Model checkpoints

When training both the Foundation Model and the Downstream Model, BaseModel gives the possibility to save the model checkpoint. To enable checkpointing, you must provide checkpoint_dir field in the training parameters of the Foundation or Downstream Model configuration.

The structure of a checkpoint is following:

best_model.ckpt - Stores the weights of the best checkpoint registered at each validation epoch. "Goodness" of the model is measured by the value of the metric_to_monitor specified in the training configuration. If not provided, the default metric for each task is used. Those defaults are:

Task Metric
MultiLabelClassification AUROC
MultiClassClassification Precision
BinaryClassification AUROC
Regression Mean Squared Error
Recomendation HitRate@10

In case of a Foundation Model metric_to_monitor is set by the BaseModel and doesn't need to be of the users concern.
data.yaml - Stores the configuration of the datasources
dataloader.yaml - Stores the configuration of the dataloader
task.yaml - Stores the name of the task with some task-specific model parameters.
target_fn.bin - Stores the code of a target function, provided by the user to train downstream model, in a binary format. Does not apply to a Foundation Model checkpoint.
lightning_checkpoints - Directory containing model weights saved after every epoch.
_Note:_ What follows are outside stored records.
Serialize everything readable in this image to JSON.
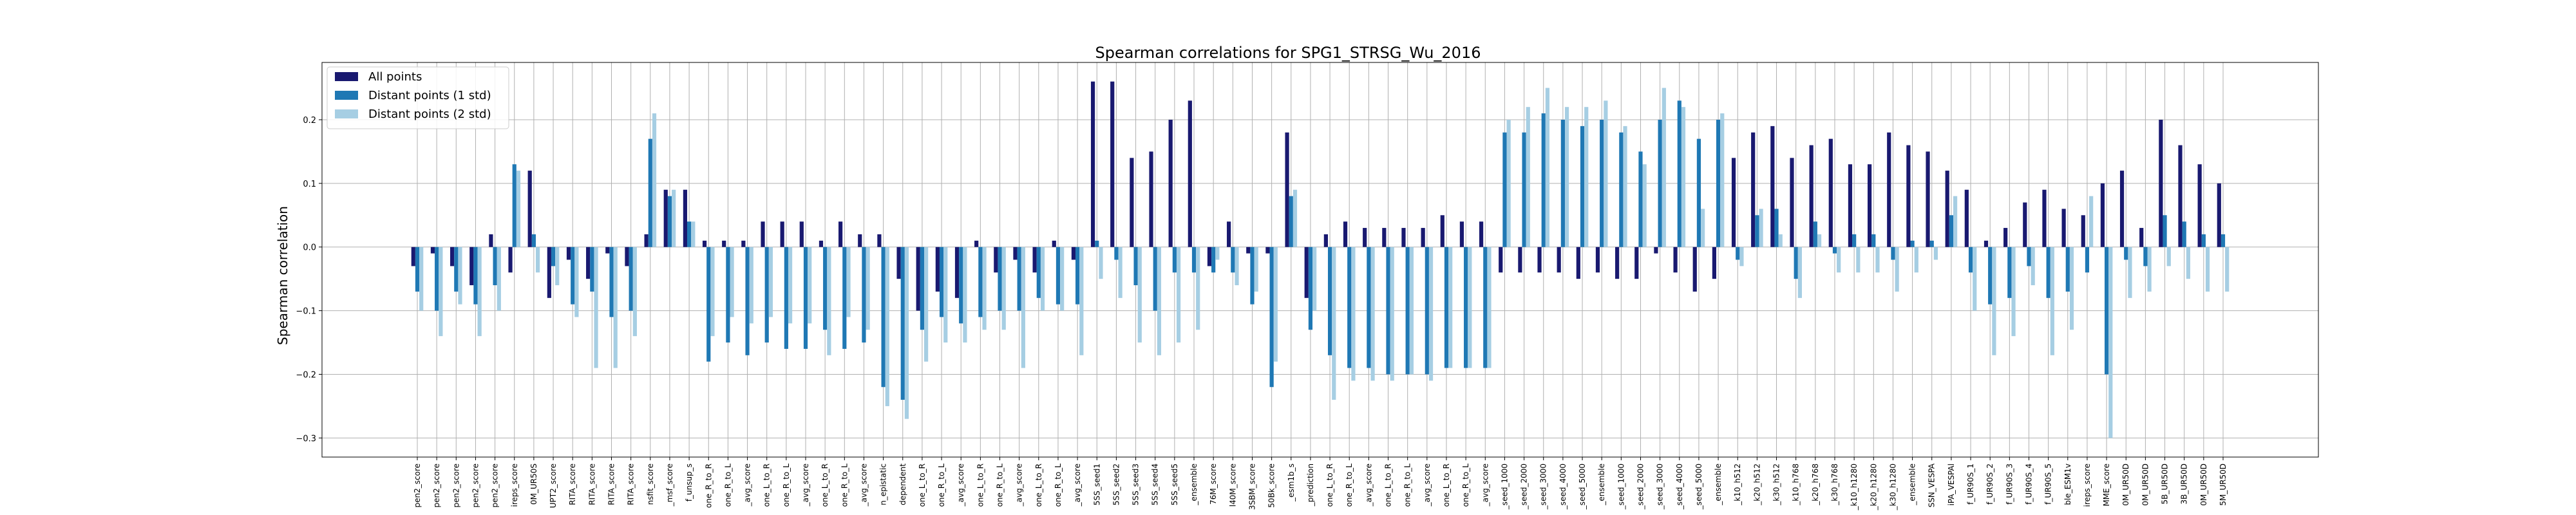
{
  "chart_data": {
    "type": "bar",
    "title": "Spearman correlations for SPG1_STRSG_Wu_2016",
    "xlabel": "",
    "ylabel": "Spearman correlation",
    "ylim": [
      -0.33,
      0.29
    ],
    "yticks": [
      -0.3,
      -0.2,
      -0.1,
      0.0,
      0.1,
      0.2
    ],
    "ytick_labels": [
      "−0.3",
      "−0.2",
      "−0.1",
      "0.0",
      "0.1",
      "0.2"
    ],
    "grid": true,
    "legend_position": "top-left",
    "categories": [
      "pen2_score",
      "pen2_score",
      "pen2_score",
      "pen2_score",
      "pen2_score",
      "ireps_score",
      "0M_UR50S",
      "UPT2_score",
      "RITA_score",
      "RITA_score",
      "RITA_score",
      "RITA_score",
      "nsfit_score",
      "_msf_score",
      "f_unsup_s",
      "one_R_to_R",
      "one_R_to_L",
      "_avg_score",
      "one_L_to_R",
      "one_R_to_L",
      "_avg_score",
      "one_L_to_R",
      "one_R_to_L",
      "_avg_score",
      "n_epistatic",
      "dependent",
      "one_L_to_R",
      "one_R_to_L",
      "_avg_score",
      "one_L_to_R",
      "one_R_to_L",
      "_avg_score",
      "one_L_to_R",
      "one_R_to_L",
      "_avg_score",
      "5SS_seed1",
      "5SS_seed2",
      "5SS_seed3",
      "5SS_seed4",
      "5SS_seed5",
      "_ensemble",
      "76M_score",
      "l40M_score",
      "3SBM_score",
      "50Bk_score",
      "_esm1b_s",
      "_prediction",
      "one_L_to_R",
      "one_R_to_L",
      "_avg_score",
      "one_L_to_R",
      "one_R_to_L",
      "_avg_score",
      "one_L_to_R",
      "one_R_to_L",
      "_avg_score",
      "_seed_1000",
      "_seed_2000",
      "_seed_3000",
      "_seed_4000",
      "_seed_5000",
      "_ensemble",
      "_seed_1000",
      "_seed_2000",
      "_seed_3000",
      "_seed_4000",
      "_seed_5000",
      "_ensemble",
      "_k10_h512",
      "_k20_h512",
      "_k30_h512",
      "_k10_h768",
      "_k20_h768",
      "_k30_h768",
      "_k10_h1280",
      "_k20_h1280",
      "_k30_h1280",
      "_ensemble",
      "SSN_VESPA",
      "iPA_VESPAl",
      "f_UR90S_1",
      "f_UR90S_2",
      "f_UR90S_3",
      "f_UR90S_4",
      "f_UR90S_5",
      "ble_ESM1v",
      "ireps_score",
      "MME_score",
      "0M_UR50D",
      "0M_UR50D",
      "5B_UR50D",
      "3B_UR50D",
      "0M_UR50D",
      "5M_UR50D"
    ],
    "series": [
      {
        "name": "All points",
        "color": "#191970",
        "values": [
          -0.03,
          -0.01,
          -0.03,
          -0.06,
          0.02,
          -0.04,
          0.12,
          -0.08,
          -0.02,
          -0.05,
          -0.01,
          -0.03,
          0.02,
          0.09,
          0.09,
          0.01,
          0.01,
          0.01,
          0.04,
          0.04,
          0.04,
          0.01,
          0.04,
          0.02,
          0.02,
          -0.05,
          -0.1,
          -0.07,
          -0.08,
          0.01,
          -0.04,
          -0.02,
          -0.04,
          0.01,
          -0.02,
          0.26,
          0.26,
          0.14,
          0.15,
          0.2,
          0.23,
          -0.03,
          0.04,
          -0.01,
          -0.01,
          0.18,
          -0.08,
          0.02,
          0.04,
          0.03,
          0.03,
          0.03,
          0.03,
          0.05,
          0.04,
          0.04,
          -0.04,
          -0.04,
          -0.04,
          -0.04,
          -0.05,
          -0.04,
          -0.05,
          -0.05,
          -0.01,
          -0.04,
          -0.07,
          -0.05,
          0.14,
          0.18,
          0.19,
          0.14,
          0.16,
          0.17,
          0.13,
          0.13,
          0.18,
          0.16,
          0.15,
          0.12,
          0.09,
          0.01,
          0.03,
          0.07,
          0.09,
          0.06,
          0.05,
          0.1,
          0.12,
          0.03,
          0.2,
          0.16,
          0.13,
          0.1
        ]
      },
      {
        "name": "Distant points (1 std)",
        "color": "#1f78b4",
        "values": [
          -0.07,
          -0.1,
          -0.07,
          -0.09,
          -0.06,
          0.13,
          0.02,
          -0.03,
          -0.09,
          -0.07,
          -0.11,
          -0.1,
          0.17,
          0.08,
          0.04,
          -0.18,
          -0.15,
          -0.17,
          -0.15,
          -0.16,
          -0.16,
          -0.13,
          -0.16,
          -0.15,
          -0.22,
          -0.24,
          -0.13,
          -0.11,
          -0.12,
          -0.11,
          -0.1,
          -0.1,
          -0.08,
          -0.09,
          -0.09,
          0.01,
          -0.02,
          -0.06,
          -0.1,
          -0.04,
          -0.04,
          -0.04,
          -0.04,
          -0.09,
          -0.22,
          0.08,
          -0.13,
          -0.17,
          -0.19,
          -0.19,
          -0.2,
          -0.2,
          -0.2,
          -0.19,
          -0.19,
          -0.19,
          0.18,
          0.18,
          0.21,
          0.2,
          0.19,
          0.2,
          0.18,
          0.15,
          0.2,
          0.23,
          0.17,
          0.2,
          -0.02,
          0.05,
          0.06,
          -0.05,
          0.04,
          -0.01,
          0.02,
          0.02,
          -0.02,
          0.01,
          0.01,
          0.05,
          -0.04,
          -0.09,
          -0.08,
          -0.03,
          -0.08,
          -0.07,
          -0.04,
          -0.2,
          -0.02,
          -0.03,
          0.05,
          0.04,
          0.02,
          0.02
        ]
      },
      {
        "name": "Distant points (2 std)",
        "color": "#a6cee3",
        "values": [
          -0.1,
          -0.14,
          -0.09,
          -0.14,
          -0.1,
          0.12,
          -0.04,
          -0.06,
          -0.11,
          -0.19,
          -0.19,
          -0.14,
          0.21,
          0.09,
          0.04,
          -0.14,
          -0.11,
          -0.12,
          -0.11,
          -0.12,
          -0.12,
          -0.17,
          -0.11,
          -0.13,
          -0.25,
          -0.27,
          -0.18,
          -0.15,
          -0.15,
          -0.13,
          -0.13,
          -0.19,
          -0.1,
          -0.1,
          -0.17,
          -0.05,
          -0.08,
          -0.15,
          -0.17,
          -0.15,
          -0.13,
          -0.02,
          -0.06,
          -0.07,
          -0.18,
          0.09,
          -0.1,
          -0.24,
          -0.21,
          -0.21,
          -0.21,
          -0.2,
          -0.21,
          -0.19,
          -0.19,
          -0.19,
          0.2,
          0.22,
          0.25,
          0.22,
          0.22,
          0.23,
          0.19,
          0.13,
          0.25,
          0.22,
          0.06,
          0.21,
          -0.03,
          0.06,
          0.02,
          -0.08,
          0.02,
          -0.04,
          -0.04,
          -0.04,
          -0.07,
          -0.04,
          -0.02,
          0.08,
          -0.1,
          -0.17,
          -0.14,
          -0.06,
          -0.17,
          -0.13,
          0.08,
          -0.3,
          -0.08,
          -0.07,
          -0.03,
          -0.05,
          -0.07,
          -0.07
        ]
      }
    ]
  }
}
At the end of the training best model is selected and saved as best_model.ckpt

Task	Metric
MultiLabelClassification	AUROC
MultiClassClassification	Precision
BinaryClassification	AUROC
Regression	Mean Squared Error
Recomendation	HitRate@10

Loading from checkpoint.

There are 2 methods for loading saved checkpoint.

Loading a trained Foundation Model to train a Downstream Model.
Loading a trained Downstream Model to do predictions or to further train the model.

Loading a trained Foundation Model.

It is essential to use this method when you want to train a Downsream task since it performs a necessary validation and modifies the underlying neural network accordingly.

from monad.ui.module import load_from_foundation_model

trainer = load_from_foundation_model(
        checkpoint_path="<path/to/store/pretrain/artifacts>",
        downstream_task=...,
        target_fn=...,
    )

Creates MonadModuleImpl from MonadCheckpoint where model saved under checkpoint_path is assumed to be a Foundation Model.

Parameters

Name	Type	Description	Default
checkpoint_path	`str`	Directory where all the checkpoint artifacts are stored.	required
downstream_task	`Task`	One of the machine learning tasks defined in BaseModel. Possible values are RecommendationTask(), BinaryClassificationTask(), MultilabelClassificationTask(), MulticlassClassificationTask()	required
target_fn	`Callable[[Events, Events, Attributes, Dict], Union[Tensor, ndarray, Sketch]]`	Target function for the specified task.	required
with_head	`bool`	Whether to use last layer from the foundation model. May improve the quality of recommendation tasks.	False
pl_logger	`Optional[Logger]`	Instance of PytorchLightning logger.	None

Returns

Name	Type	Description
MonadModuleImpl	MonadModuleImpl	Instance of monad module, loaded form the checkpoint.

Loading a trained Downstream model.

from monad.ui.module import load_from_checkpoint

trainer = load_from_checkpoint(
        checkpoint_path="<path/to/checkpoint>",
    )

Creates MonadModuleImpl from MonadCheckpoint.

Parameters

Name	Type	Description	Default
checkpoint_path	`str`	Directory where all the checkpoint artifacts are stored.	required
pl_logger	`Optional[Logger]`	An instance of PyTorch Lightning logger to use.	None
scoring	`bool`	Leave as False if the intention is to resume training or set to True if it is to perform inference.	False
kwargs		Data parameters to change.	`{}`

Returns

Name	Type	Description
MonadModuleImpl	MonadModuleImpl	Instance of monad module, loaded form the checkpoint.